No sooner had cleaning crews removed the post-Woodstock remnants of Peace and Love left strewn on Yasgur’s farm than the hope of getting “back to the Garden” began to fade like a cheap tie-dyed headband. Many became disillusioned as the hippie scene deteriorated; some tried communal living as a last-ditch attempt to find refuge from a society in which their desire to participate had waned. Soon-to-be ex-Beatle Paul McCartney, never one for making big cultural pronouncements, had nonetheless captured the timbre of the times in a gently rocking requiem that solemnly, if perhaps unintentionally, laid an era to rest even as it raised the hope that “there will be an answer.” The deeply religious symbolism of “Let It Be” would give way to a burst of churchy rock and pop, influenced both in style and sentiment by the cultural phenomenon Time Magazine, in an issue dated June 21, 1971, had dubbed “The Jesus Revolution.”

The Messianic musical influence lingered, appearing as both faddish novelty such as Blood, Sweat & Tears’ swaggering gospel-rock hit “Hi De Ho” and Rick Springfield’s amiable, banjo-led ditty “Speak To The Sky” as well as quasi-serious hard rock including the cacophonous, Catholic mass-styled Ceremony, as recorded by Spooky Tooth. By 1973, though, the decline in spiritually themed music was noticeable. Just as most of the hippies had done, many young Christians tentatively returned to mainstream culture or retreated into self-protective shells, where some found comfort from an emerging Christian music industry designed as much (if not more) for their needs than the hoped-for harvest of souls. The ragtag band of musicians who maintained their forward-march fervency were largely thought too radical for the emerging Christian music market and were left to play for cult audiences too small to sustain them. Others who had hastily ridden the neo-Christian current to success (such as Sweathog, whose modest hit “Hallelujah” remains a delectable slab of steaming gospel-rock) were swept away in the shifting undertow.

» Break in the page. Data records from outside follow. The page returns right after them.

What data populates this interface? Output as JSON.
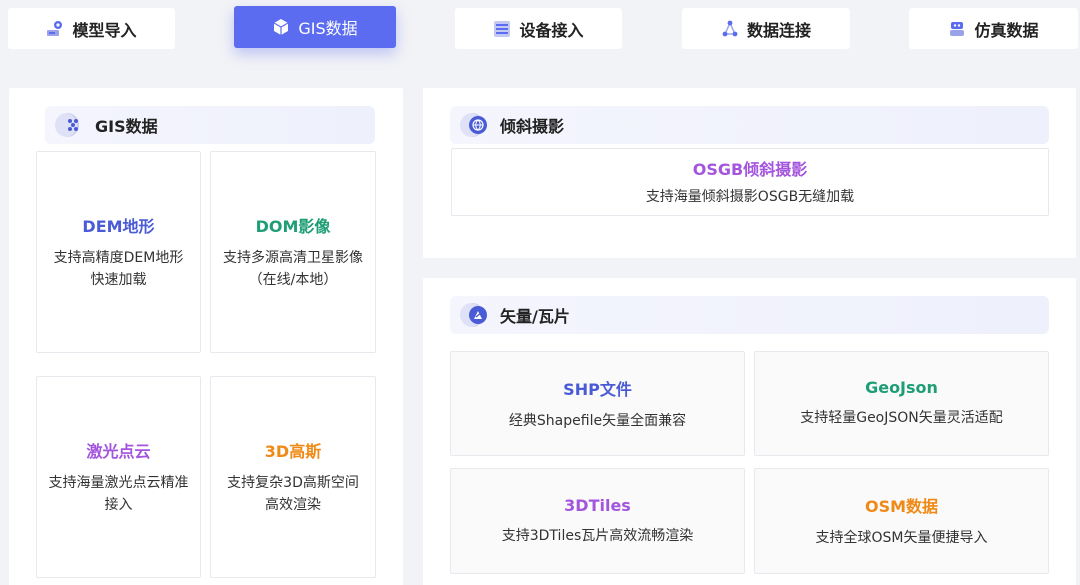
{
  "tabs": [
    {
      "label": "模型导入",
      "icon": "model-import-icon"
    },
    {
      "label": "GIS数据",
      "icon": "cube-icon",
      "active": true
    },
    {
      "label": "设备接入",
      "icon": "device-icon"
    },
    {
      "label": "数据连接",
      "icon": "connection-icon"
    },
    {
      "label": "仿真数据",
      "icon": "robot-icon"
    }
  ],
  "gis": {
    "header": "GIS数据",
    "cards": [
      {
        "title": "DEM地形",
        "desc": "支持高精度DEM地形快速加载",
        "color": "#4a5bd6"
      },
      {
        "title": "DOM影像",
        "desc": "支持多源高清卫星影像（在线/本地）",
        "color": "#1f9e75"
      },
      {
        "title": "激光点云",
        "desc": "支持海量激光点云精准接入",
        "color": "#a455dd"
      },
      {
        "title": "3D高斯",
        "desc": "支持复杂3D高斯空间",
        "desc2": "高效渲染",
        "color": "#f08a16"
      }
    ]
  },
  "oblique": {
    "header": "倾斜摄影",
    "card": {
      "title": "OSGB倾斜摄影",
      "desc": "支持海量倾斜摄影OSGB无缝加载",
      "color": "#a455dd"
    }
  },
  "vector": {
    "header": "矢量/瓦片",
    "cards": [
      {
        "title": "SHP文件",
        "desc": "经典Shapefile矢量全面兼容",
        "color": "#4a5bd6"
      },
      {
        "title": "GeoJson",
        "desc": "支持轻量GeoJSON矢量灵活适配",
        "color": "#1f9e75"
      },
      {
        "title": "3DTiles",
        "desc": "支持3DTiles瓦片高效流畅渲染",
        "color": "#a455dd"
      },
      {
        "title": "OSM数据",
        "desc": "支持全球OSM矢量便捷导入",
        "color": "#f08a16"
      }
    ]
  },
  "colors": {
    "accent": "#5b6cf0",
    "background": "#f2f3f6"
  }
}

These casualties, some of whom had poured considerable sweat into plowing and planting the fields for the contemporary Christian music crop still to come, are among the least-known and appreciated figures in rock’s history despite having jammed for Jesus on the same stages where Jimi and Janis performed. The story of Christian rock’s genesis, rendered hazy by more than four decades’ passage, needs to be told, if only to dispel the myth that rock‘n’roll is a wholly-owned subsidiary of Eternal Damnation, Incorporated. Perhaps Larry Norman, in his musical paraphrase of Martin Luther, summed it up best: “why should the devil have all the good music?”